«Paie-moi en bitcoins ou je publie des vidéos de toi en train de te faire plaisir devant du porno!» Vous avez peut-être déjà reçu un e-mail du genre. Peut-être avez-vous alors lu son contenu et rapidement décelé qu’il s’agissait d’une arnaque, de «phishing», avec raison.
Mais les escrocs sont toujours plus audacieux. Dans l’une des dernières versions qui circulent, le titre de l’objet de l’e-mail contient un mot de passe de la personne visée, ce qui rend l’attaque bien plus crédible.
«J’ai pensé qu’on avait piraté mon ordinateur»
C’est ce qui est arrivé à Dora*, 25 ans. «Je me suis dit que si le maître chanteur connaissait mon mot de passe, c’est qu’il avait réussi à pirater mon ordinateur!», raconte l’étudiante. Comme elle, d’innombrables personnes ont reçu ce genre de menaces au cours des derniers mois. Les membres de la rédaction de Blick ont aussi reçu plusieurs e-mails de ce type. Les destinataires sont toutes des femmes, ce qui pourrait toutefois être une coïncidence.
La méthode? L’expéditeur prétend avoir piraté l’ordinateur de la victime et de l’avoir filmée en train de se masturber devant un film à caractère pornographique. Si le montant exigé n’est pas versé, la vidéo sera envoyée aux proches des personnes concernées et publiée en ligne, menace l’e-mail.
Les escrocs donnent même une marche à suivre pour payer «Si tu ne sais pas comment transférer des bitcoins, google 'how to buy bitcoin'». Comme preuve présumée de la compromission de l’ordinateur, ils indiquent un mot de passe que la destinataire a utilisé une fois ou utilise encore.
«Fake-Sextortion»
Il s’agit toutefois d’un coup de bluff. Les mots de passe proviennent en effet du Dark web. Les mots de passe des utilisateurs y atterrissent après des fuites de données de certaines plateformes et sont disponibles à l’achat. Les escrocs n’ont jamais eu accès à la caméra. Il est certes possible d’infiltrer un ordinateur avec un logiciel malveillant. Mais dans le cas des e-mails de phishing, qui sont envoyés à des centaines, voire milliers, de destinataires, cela reste très improbable, souligne Carola Hug. L’experte en cybersécurité explique: «Pourquoi se donneraient-ils cette peine? La menace a déjà suffisamment efficace sans cela.»
Le taux de réussite est très faible, mais cela suffit. Selon certaines estimations, plus de 22 millions de dollars sont obtenus chaque année dans le monde au travers de ce que l’on appelle la «Fake-Sextortion», du chantage sur objet à caractère sexuel qui n’existe pas.
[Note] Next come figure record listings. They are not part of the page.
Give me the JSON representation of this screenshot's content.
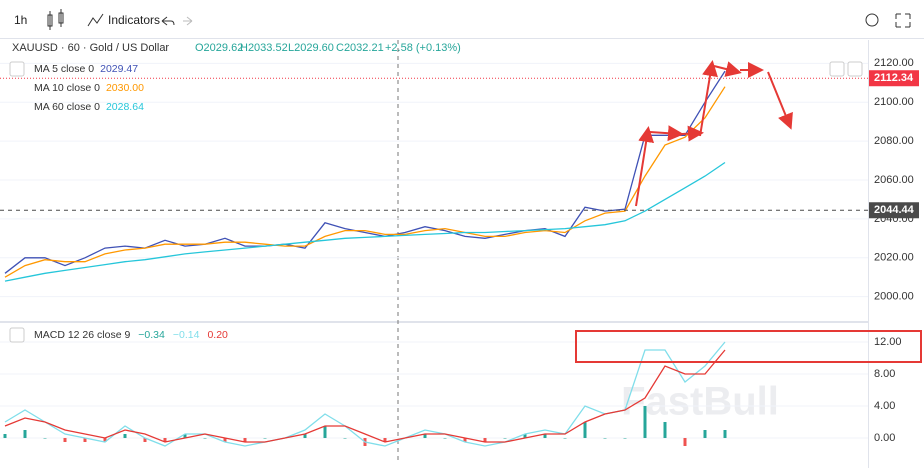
{
  "toolbar": {
    "interval": "1h",
    "indicators": "Indicators"
  },
  "header": {
    "symbol": "XAUUSD · 60 · Gold / US Dollar",
    "open": "O2029.62",
    "high": "H2033.52",
    "low": "L2029.60",
    "close": "C2032.21",
    "change": "+2.58 (+0.13%)"
  },
  "watermark": "FastBull",
  "chart_data": [
    {
      "type": "line",
      "series": [
        {
          "name": "MA 5 close 0",
          "legend_value": "2029.47",
          "color": "#3f51b5",
          "values": [
            2012,
            2020,
            2020,
            2016,
            2020,
            2025,
            2026,
            2025,
            2029,
            2026,
            2027,
            2030,
            2026,
            2026,
            2027,
            2025,
            2038,
            2035,
            2033,
            2031,
            2033,
            2036,
            2034,
            2031,
            2030,
            2032,
            2034,
            2035,
            2031,
            2046,
            2044,
            2045,
            2083,
            2083,
            2083,
            2100,
            2116
          ]
        },
        {
          "name": "MA 10 close 0",
          "legend_value": "2030.00",
          "color": "#ff9800",
          "values": [
            2010,
            2016,
            2019,
            2018,
            2018,
            2022,
            2024,
            2025,
            2027,
            2027,
            2027,
            2028,
            2028,
            2027,
            2026,
            2026,
            2031,
            2034,
            2034,
            2032,
            2032,
            2034,
            2035,
            2033,
            2031,
            2031,
            2033,
            2034,
            2033,
            2039,
            2043,
            2044,
            2062,
            2078,
            2082,
            2092,
            2108
          ]
        },
        {
          "name": "MA 60 close 0",
          "legend_value": "2028.64",
          "color": "#26c6da",
          "values": [
            2008,
            2010,
            2012,
            2013.5,
            2015,
            2016.5,
            2018,
            2019,
            2020.5,
            2022,
            2023,
            2024,
            2025,
            2026,
            2027,
            2028,
            2029,
            2030,
            2030.5,
            2031,
            2031.5,
            2032,
            2032.5,
            2033,
            2033,
            2033.5,
            2034,
            2034.5,
            2035,
            2036,
            2037,
            2039,
            2044,
            2050,
            2056,
            2062,
            2069
          ]
        }
      ],
      "ylim": [
        1988,
        2132
      ],
      "yticks": [
        {
          "value": 2000,
          "label": "2000.00"
        },
        {
          "value": 2020,
          "label": "2020.00"
        },
        {
          "value": 2040,
          "label": "2040.00"
        },
        {
          "value": 2060,
          "label": "2060.00"
        },
        {
          "value": 2080,
          "label": "2080.00"
        },
        {
          "value": 2100,
          "label": "2100.00"
        },
        {
          "value": 2120,
          "label": "2120.00"
        }
      ],
      "grid": true,
      "price_lines": [
        {
          "value": 2112.34,
          "color": "#f23645",
          "style": "dotted"
        },
        {
          "value": 2044.44,
          "color": "#4a4a4a",
          "style": "dashed"
        }
      ]
    },
    {
      "type": "macd",
      "title": "MACD 12 26 close 9",
      "histogram": {
        "legend_value": "−0.34",
        "up_color": "#26a69a",
        "down_color": "#ef5350",
        "values": [
          0.5,
          1,
          0,
          -0.5,
          -0.5,
          -0.5,
          0.5,
          -0.5,
          -0.5,
          0.5,
          0,
          -0.5,
          -0.5,
          0,
          0,
          0.5,
          1.5,
          0,
          -1,
          -0.5,
          0,
          0.5,
          0,
          -0.5,
          -0.5,
          0,
          0.5,
          0.5,
          0,
          2,
          0,
          0,
          4,
          2,
          -1,
          1,
          1
        ]
      },
      "series": [
        {
          "legend_value": "−0.14",
          "color": "#80deea",
          "values": [
            2,
            3.5,
            2,
            0.5,
            0,
            -0.5,
            1.5,
            0,
            -1,
            0.5,
            0.5,
            -0.5,
            -1,
            -0.5,
            0,
            1,
            3,
            1.5,
            -0.5,
            -1,
            0,
            1,
            0.5,
            -0.5,
            -1,
            -0.5,
            0.5,
            1,
            0.5,
            4,
            3,
            3.5,
            11,
            11,
            7,
            9,
            12
          ]
        },
        {
          "legend_value": "0.20",
          "color": "#e53935",
          "values": [
            1.5,
            2.5,
            2,
            1,
            0.5,
            0,
            1,
            0.5,
            -0.5,
            0,
            0.5,
            0,
            -0.5,
            -0.5,
            0,
            0.5,
            1.5,
            1.5,
            0.5,
            -0.5,
            0,
            0.5,
            0.5,
            0,
            -0.5,
            -0.5,
            0,
            0.5,
            0.5,
            2,
            3,
            3.5,
            5,
            9,
            8,
            8,
            11
          ]
        }
      ],
      "ylim": [
        -3,
        14.25
      ],
      "yticks": [
        {
          "value": 0,
          "label": "0.00"
        },
        {
          "value": 4,
          "label": "4.00"
        },
        {
          "value": 8,
          "label": "8.00"
        },
        {
          "value": 12,
          "label": "12.00"
        }
      ],
      "grid": true
    }
  ]
}
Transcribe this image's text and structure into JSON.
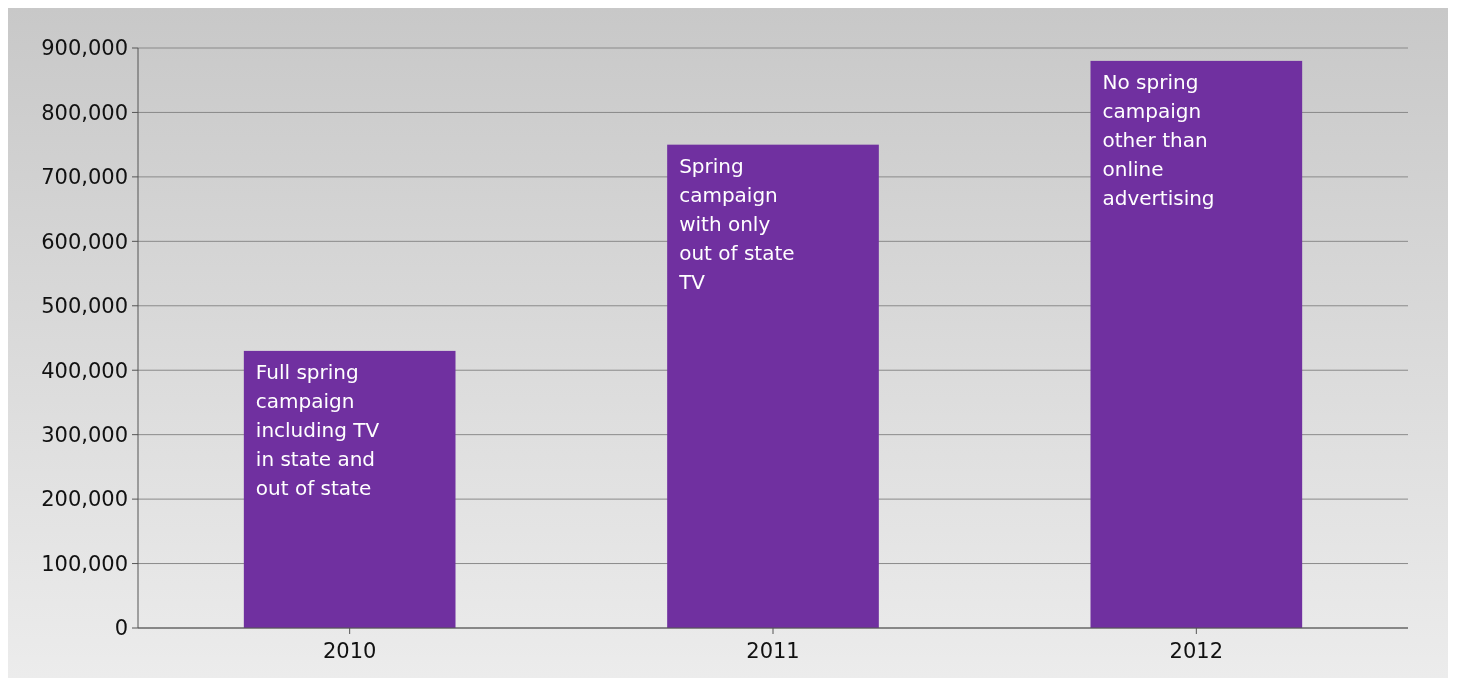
{
  "chart_data": {
    "type": "bar",
    "categories": [
      "2010",
      "2011",
      "2012"
    ],
    "values": [
      430000,
      750000,
      880000
    ],
    "color": "#7030a0",
    "ylim": [
      0,
      900000
    ],
    "yticks": [
      {
        "value": 0,
        "label": "0"
      },
      {
        "value": 100000,
        "label": "100,000"
      },
      {
        "value": 200000,
        "label": "200,000"
      },
      {
        "value": 300000,
        "label": "300,000"
      },
      {
        "value": 400000,
        "label": "400,000"
      },
      {
        "value": 500000,
        "label": "500,000"
      },
      {
        "value": 600000,
        "label": "600,000"
      },
      {
        "value": 700000,
        "label": "700,000"
      },
      {
        "value": 800000,
        "label": "800,000"
      },
      {
        "value": 900000,
        "label": "900,000"
      }
    ],
    "grid": "y",
    "annotations": [
      {
        "text": "Full spring campaign including TV in state and out of state",
        "x": "2010",
        "y": 430000
      },
      {
        "text": "Spring campaign with only out of state TV",
        "x": "2011",
        "y": 750000
      },
      {
        "text": "No spring campaign other than online advertising",
        "x": "2012",
        "y": 880000
      }
    ]
  }
}
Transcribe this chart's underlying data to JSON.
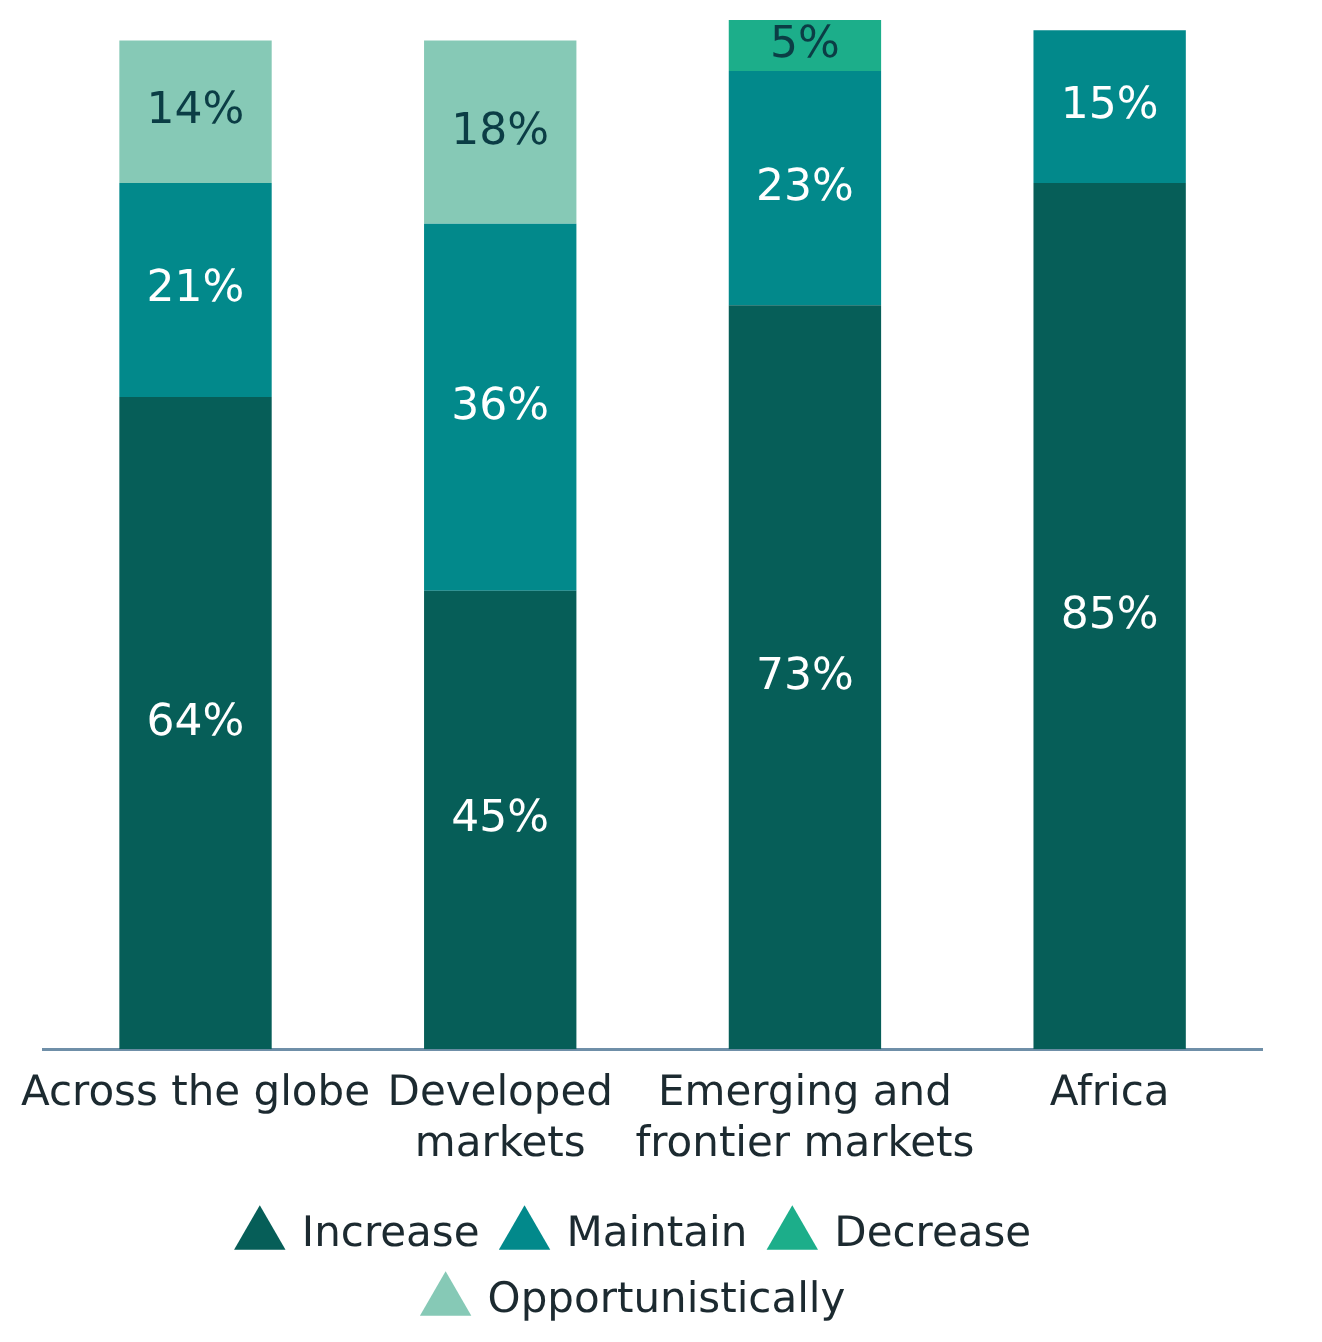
{
  "chart_data": {
    "type": "bar",
    "stacked": true,
    "categories": [
      "Across the globe",
      "Developed markets",
      "Emerging and frontier markets",
      "Africa"
    ],
    "ylim": [
      0,
      101
    ],
    "tick_labels": "x",
    "grid": false,
    "legend": "bottom",
    "marker": "triangle",
    "series": [
      {
        "name": "Increase",
        "color": "#065e58",
        "values": [
          64,
          45,
          73,
          85
        ],
        "value_labels": [
          "64%",
          "45%",
          "73%",
          "85%"
        ]
      },
      {
        "name": "Maintain",
        "color": "#02898b",
        "values": [
          21,
          36,
          23,
          15
        ],
        "value_labels": [
          "21%",
          "36%",
          "23%",
          "15%"
        ]
      },
      {
        "name": "Decrease",
        "color": "#1cae8a",
        "values": [
          null,
          null,
          5,
          null
        ],
        "value_labels": [
          null,
          null,
          "5%",
          null
        ]
      },
      {
        "name": "Opportunistically",
        "color": "#86c9b6",
        "values": [
          14,
          18,
          null,
          null
        ],
        "value_labels": [
          "14%",
          "18%",
          null,
          null
        ]
      }
    ]
  }
}
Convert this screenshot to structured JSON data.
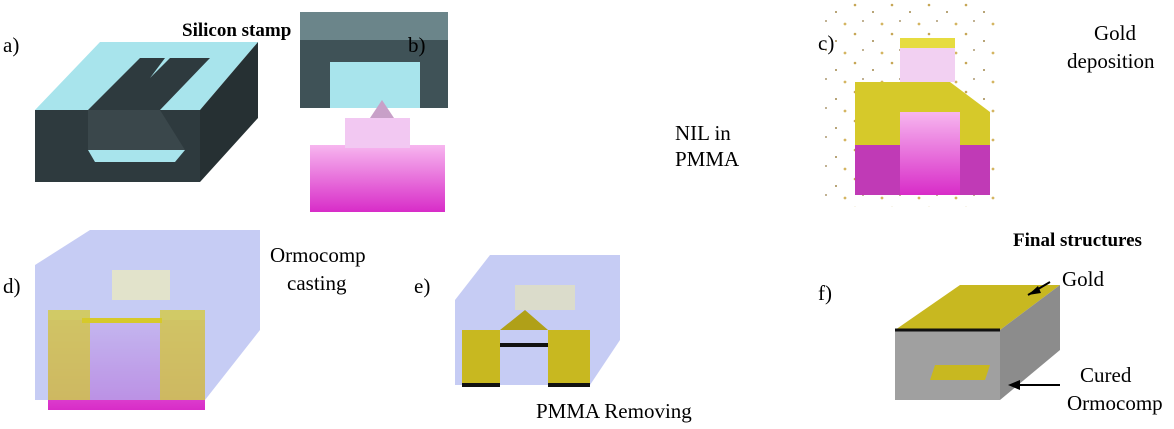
{
  "panels": [
    {
      "label": "a)",
      "caption": [
        "Silicon stamp"
      ]
    },
    {
      "label": "b)",
      "caption": [
        "NIL in",
        "PMMA"
      ]
    },
    {
      "label": "c)",
      "caption": [
        "Gold",
        "deposition"
      ]
    },
    {
      "label": "d)",
      "caption": [
        "Ormocomp",
        "casting"
      ]
    },
    {
      "label": "e)",
      "caption": [
        "PMMA Removing"
      ]
    },
    {
      "label": "f)",
      "caption": [
        "Final structures"
      ],
      "annotations": [
        [
          "Gold"
        ],
        [
          "Cured",
          "Ormocomp"
        ]
      ]
    }
  ]
}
Rien qu’en Suisse, selon le Centre national de cybersécurité, des maîtres chanteurs ont obtenu des centaines de milliers de francs. «Les escrocs spéculent sur le fait que la plupart d’entre nous ont déjà visité un site pornographique et préfèrent payer par peur d’être embarrassés», explique Carola Hug.
Des enquêtes difficiles
Le procédé est connu de plusieurs services de police cantonaux, certains ont reçu des dénonciations. En 2018, l’Office fédéral de la police recueillait déjà des retours à ce sujet. Les criminels n’ont pas cessé d’affiner leurs méthodes, comme le montrent les radars de phishing et les messages sur la plateforme Bitcoin Abuse. Parfois, un rappel à l’ordre est envoyé un jour après le premier courriel.
Les enquêtes se sont avérées difficiles jusqu’ici, explique Urs Wigger de la police cantonale lucernoise: «Les comptes des malfaiteurs mènent généralement à des cybercafés publics quelque part dans le monde, où les contrôles sont laxistes, voire inexistants.» Selon Marc Besson de la police cantonale zurichoise, il est important de ne pas donner suite à la demande. Il faut au contraire porter plainte.
«Ne demandez pas non plus de renseignements», avertit Carola Hug. «Si vous répondez à un spam, les escrocs pourraient essayer de faire encore davantage pression», explique-t-elle. Il ne faut donc pas se laisser intimider par ces menaces qui sont sans fondement. Il est toutefois conseillé de changer les mots de passe compromis dans la précipitation.